What Does Energy Break-Open Threshold (EBT) Mean?
The energy break-open threshold (EBT) refers to the highest amount of electrical energy that a given material can withstand before breaking open.
It is a measurement of a material’s ability to protect workers against arc flashes and other discharges of energy, and it is defined as the point at which the material exhibits a 50% probability of break-open.
Safeopedia Explains Energy Break-Open Threshold (EBT)
It is important to note that a break-open is a break in the material of at least 1.6 cm2, or 0.5 in2. For the purpose of safety, this minimum amount of break-open refers to the point at which the worker wearing the broken-open material faces a 50% probability of experiencing a second-degree burn due to exposure to the incident energy.

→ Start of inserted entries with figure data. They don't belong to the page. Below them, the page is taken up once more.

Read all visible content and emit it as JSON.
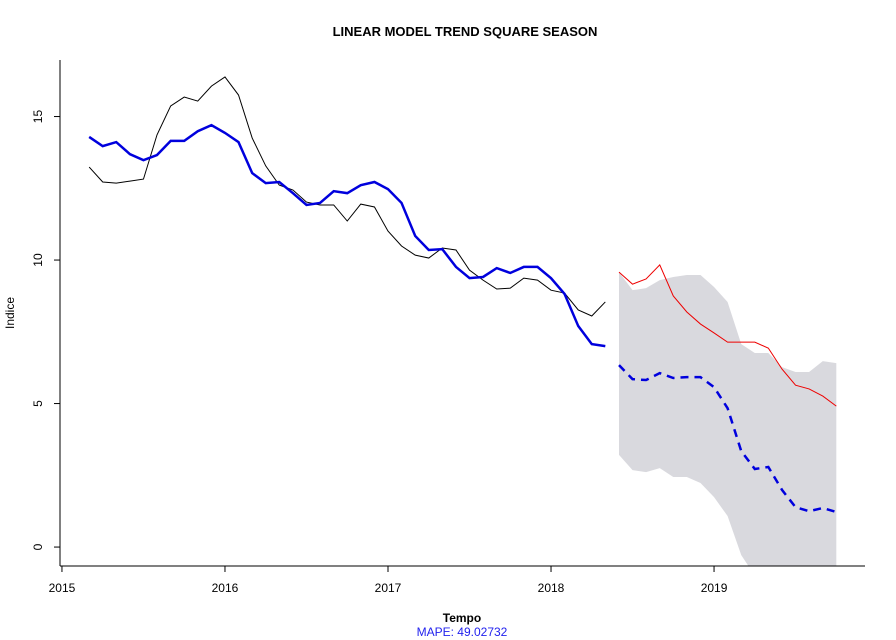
{
  "chart_data": {
    "type": "line",
    "title": "LINEAR MODEL TREND SQUARE SEASON",
    "xlabel": "Tempo",
    "ylabel": "Indice",
    "annotation": {
      "text": "MAPE:  49.02732",
      "color": "#2222ee"
    },
    "xlim": [
      2014.988,
      2019.926
    ],
    "ylim": [
      -0.66,
      16.97
    ],
    "xticks": [
      2015,
      2016,
      2017,
      2018,
      2019
    ],
    "yticks": [
      0,
      5,
      10,
      15
    ],
    "band": {
      "color": "#d9d9de",
      "x": [
        2018.417,
        2018.5,
        2018.583,
        2018.667,
        2018.75,
        2018.833,
        2018.917,
        2019,
        2019.083,
        2019.167,
        2019.25,
        2019.333,
        2019.417,
        2019.5,
        2019.583,
        2019.667,
        2019.75
      ],
      "upper": [
        9.58,
        8.95,
        9.02,
        9.3,
        9.41,
        9.48,
        9.48,
        9.06,
        8.54,
        7.07,
        6.76,
        6.76,
        6.27,
        6.1,
        6.1,
        6.48,
        6.41
      ],
      "lower": [
        3.21,
        2.68,
        2.61,
        2.75,
        2.44,
        2.44,
        2.23,
        1.74,
        1.08,
        -0.28,
        -1.0,
        -1.3,
        -1.5,
        -1.7,
        -1.8,
        -1.8,
        -1.9
      ]
    },
    "series": [
      {
        "color": "#000000",
        "width": 1,
        "dash": false,
        "x": [
          2015.167,
          2015.25,
          2015.333,
          2015.417,
          2015.5,
          2015.583,
          2015.667,
          2015.75,
          2015.833,
          2015.917,
          2016,
          2016.083,
          2016.167,
          2016.25,
          2016.333,
          2016.417,
          2016.5,
          2016.583,
          2016.667,
          2016.75,
          2016.833,
          2016.917,
          2017,
          2017.083,
          2017.167,
          2017.25,
          2017.333,
          2017.417,
          2017.5,
          2017.583,
          2017.667,
          2017.75,
          2017.833,
          2017.917,
          2018,
          2018.083,
          2018.167,
          2018.25,
          2018.333
        ],
        "values": [
          13.24,
          12.72,
          12.68,
          12.75,
          12.82,
          14.36,
          15.37,
          15.68,
          15.54,
          16.06,
          16.38,
          15.75,
          14.25,
          13.28,
          12.61,
          12.44,
          12.02,
          11.92,
          11.92,
          11.36,
          11.95,
          11.85,
          11.01,
          10.49,
          10.17,
          10.07,
          10.42,
          10.35,
          9.65,
          9.3,
          8.99,
          9.02,
          9.37,
          9.3,
          8.95,
          8.85,
          8.26,
          8.05,
          8.54
        ]
      },
      {
        "color": "#0000dd",
        "width": 2.5,
        "dash": false,
        "x": [
          2015.167,
          2015.25,
          2015.333,
          2015.417,
          2015.5,
          2015.583,
          2015.667,
          2015.75,
          2015.833,
          2015.917,
          2016,
          2016.083,
          2016.167,
          2016.25,
          2016.333,
          2016.417,
          2016.5,
          2016.583,
          2016.667,
          2016.75,
          2016.833,
          2016.917,
          2017,
          2017.083,
          2017.167,
          2017.25,
          2017.333,
          2017.417,
          2017.5,
          2017.583,
          2017.667,
          2017.75,
          2017.833,
          2017.917,
          2018,
          2018.083,
          2018.167,
          2018.25,
          2018.333
        ],
        "values": [
          14.29,
          13.97,
          14.11,
          13.69,
          13.48,
          13.66,
          14.15,
          14.15,
          14.49,
          14.7,
          14.43,
          14.11,
          13.03,
          12.68,
          12.72,
          12.33,
          11.92,
          11.99,
          12.4,
          12.33,
          12.61,
          12.72,
          12.47,
          11.99,
          10.84,
          10.35,
          10.38,
          9.76,
          9.37,
          9.41,
          9.72,
          9.55,
          9.76,
          9.76,
          9.37,
          8.82,
          7.7,
          7.07,
          7.0
        ]
      },
      {
        "color": "#ee0000",
        "width": 1,
        "dash": false,
        "x": [
          2018.417,
          2018.5,
          2018.583,
          2018.667,
          2018.75,
          2018.833,
          2018.917,
          2019,
          2019.083,
          2019.167,
          2019.25,
          2019.333,
          2019.417,
          2019.5,
          2019.583,
          2019.667,
          2019.75
        ],
        "values": [
          9.58,
          9.16,
          9.34,
          9.83,
          8.75,
          8.19,
          7.77,
          7.46,
          7.14,
          7.14,
          7.14,
          6.93,
          6.2,
          5.64,
          5.51,
          5.26,
          4.91
        ]
      },
      {
        "color": "#0000dd",
        "width": 2.5,
        "dash": true,
        "x": [
          2018.417,
          2018.5,
          2018.583,
          2018.667,
          2018.75,
          2018.833,
          2018.917,
          2019,
          2019.083,
          2019.167,
          2019.25,
          2019.333,
          2019.417,
          2019.5,
          2019.583,
          2019.667,
          2019.75
        ],
        "values": [
          6.34,
          5.85,
          5.82,
          6.06,
          5.89,
          5.92,
          5.92,
          5.57,
          4.84,
          3.34,
          2.72,
          2.79,
          1.99,
          1.39,
          1.25,
          1.36,
          1.22
        ]
      }
    ]
  }
}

The energy break-open threshold is one of two criteria used to determine the arc rating of a piece of clothing or other wearable material used as personal protective equipment (PPE) against arc flashes and other forms of incident energy. The other criteria is the arc thermal performance value (APTV), which is the point at which a material that has not yet experienced break-open transmits enough heat that the wearer has a 50% chance of receiving a second-degree burn. Both the EBT and APTV of a given material or garment are measured with a single test, and the lowest value is used to determine the material’s arc rating.
The most common testing standards used to determine EBT and APTV are ASTM F1959 and IEC/EN 61482-1-1. Both standards use virtually identical tests to identify a material’s arc rating. As the United States and many other jurisdictions require the use of arc-rated PPE in workplaces, these testing standards have legal weight in determining whether a given garment provides sufficient protection to workers who are exposed to an electrical hazard.